Oliver’s stint as the head coach at High Point was the most successful in school history. He led the team to a record of 118-103 during his tenure, both the highest win total and winning percentage in program history. He led the Panthers to a Big South Conference Tournament title and NCAA Tournament appearance in 2010. Oliver helped his student-athletes achieve 17 all-conference honors, two Big South Freshman of the Year awards, and seven all-freshman team honorees.

Off the court, his teams averaged a 3.1 grade point average over seven years, reaching a high of 3.52 in 2015. Two of his former student-athletes were named College Sports Information Directors of America Academic All-Americans, two were named Big South Scholar Athlete of the Year, and eight earned Academic All-Big South distinctions.

Most recently at Indiana, Oliver assisted in leading the Hoosiers to a 21-3 mark in non-conference play over two seasons and coached Jazzmine McDonald to All-Big Ten honors in 2016. As the team’s recruiting coordinator, he helped put together a 2017 class that was ranked in the top 30 by PrepVolleyball. Oliver’s 2018 recruiting class at Indiana was the most highly regarded in program history, with three top 150 players and the 54th best player in the nation.
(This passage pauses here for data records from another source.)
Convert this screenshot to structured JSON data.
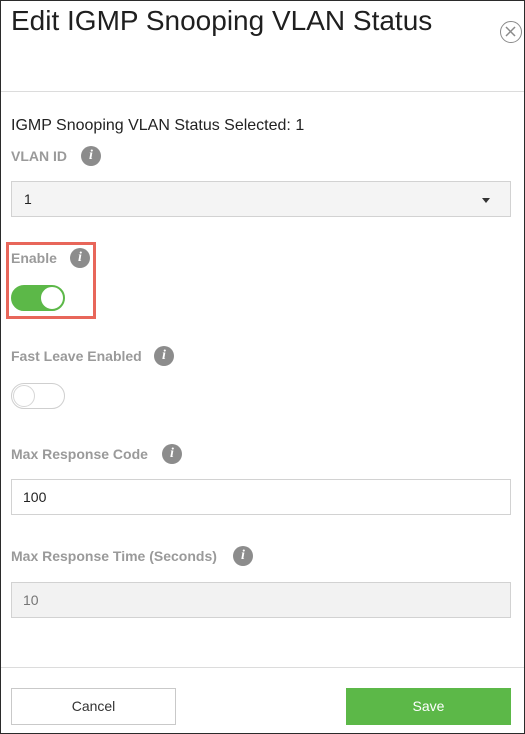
{
  "dialog": {
    "title": "Edit IGMP Snooping VLAN Status",
    "close_icon": "close-circle-icon",
    "selected_text": "IGMP Snooping VLAN Status Selected: 1"
  },
  "fields": {
    "vlan_id": {
      "label": "VLAN ID",
      "value": "1",
      "info_icon": "info-icon"
    },
    "enable": {
      "label": "Enable",
      "state": "on",
      "info_icon": "info-icon"
    },
    "fast_leave": {
      "label": "Fast Leave Enabled",
      "state": "off",
      "info_icon": "info-icon"
    },
    "max_response_code": {
      "label": "Max Response Code",
      "value": "100",
      "info_icon": "info-icon"
    },
    "max_response_time": {
      "label": "Max Response Time (Seconds)",
      "placeholder": "10",
      "disabled": true,
      "info_icon": "info-icon"
    }
  },
  "footer": {
    "cancel_label": "Cancel",
    "save_label": "Save"
  },
  "colors": {
    "toggle_on": "#5cb848",
    "save_button": "#5cb848",
    "highlight": "#e8665a",
    "info_icon": "#8c8c8c"
  }
}
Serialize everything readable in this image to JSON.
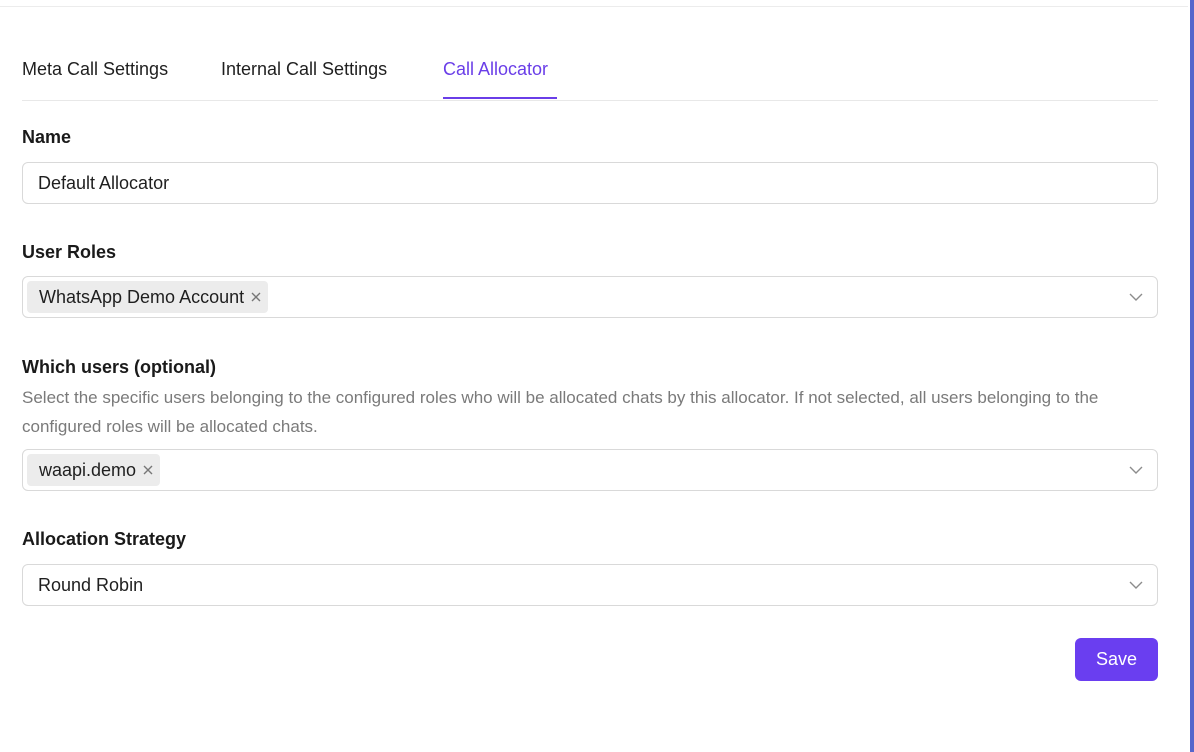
{
  "tabs": [
    {
      "label": "Meta Call Settings"
    },
    {
      "label": "Internal Call Settings"
    },
    {
      "label": "Call Allocator"
    }
  ],
  "form": {
    "name": {
      "label": "Name",
      "value": "Default Allocator"
    },
    "user_roles": {
      "label": "User Roles",
      "tags": [
        "WhatsApp Demo Account"
      ]
    },
    "which_users": {
      "label": "Which users (optional)",
      "help": "Select the specific users belonging to the configured roles who will be allocated chats by this allocator. If not selected, all users belonging to the configured roles will be allocated chats.",
      "tags": [
        "waapi.demo"
      ]
    },
    "strategy": {
      "label": "Allocation Strategy",
      "value": "Round Robin"
    },
    "save_label": "Save"
  },
  "colors": {
    "accent": "#6a3ee8",
    "button": "#6a3ef0"
  }
}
In Oliver’s three years at the University of Dayton, the Flyers posted an 80-24 record and earned two NCAA Tournament berths. In 2007, Dayton went 33-2 and achieved a No. 12 national ranking from the America Volleyball Coaches Association, advancing to the second round of the NCAA Tournament. Dayton spent 14 weeks in the top 25 and grabbed a national rating percentage index ranking as high as No. 8 in the country. In 2005, the Flyers set school records in kills (2,143), total attacks (5.523) and assists (1,965). During his tenure, Oliver helped train two Atlantic-10 Players of the Year, two Atlantic-10 Setters of the Year and two Atlantic-10 Rookies of the Year, as well as 11 all-conference performers.

During Oliver’s time at West Virginia University, the Mountaineers recorded their single largest win total in 13 years, improving from a 6-21 record during the 2003 season to an 18-13 record in 2004. Oliver coached two Big East All-Conference players, two academic All-Americans and three All-Big East Academic performers.

Oliver played volleyball at George Mason University, where he was a co-captain and starting setter during his senior year. He led the team in assists and digs per game in 1997. Oliver set a school record of 99 assists in a match and tallied 1,638 assists in a season.

The Thousand Oaks, Calif., native received his bachelor’s degree in communications from George Mason in 1998 and a master of science degree in athletic coaching education from West Virginia in 2005.

Oliver and his wife, Kelly, recently had a baby boy, Miles.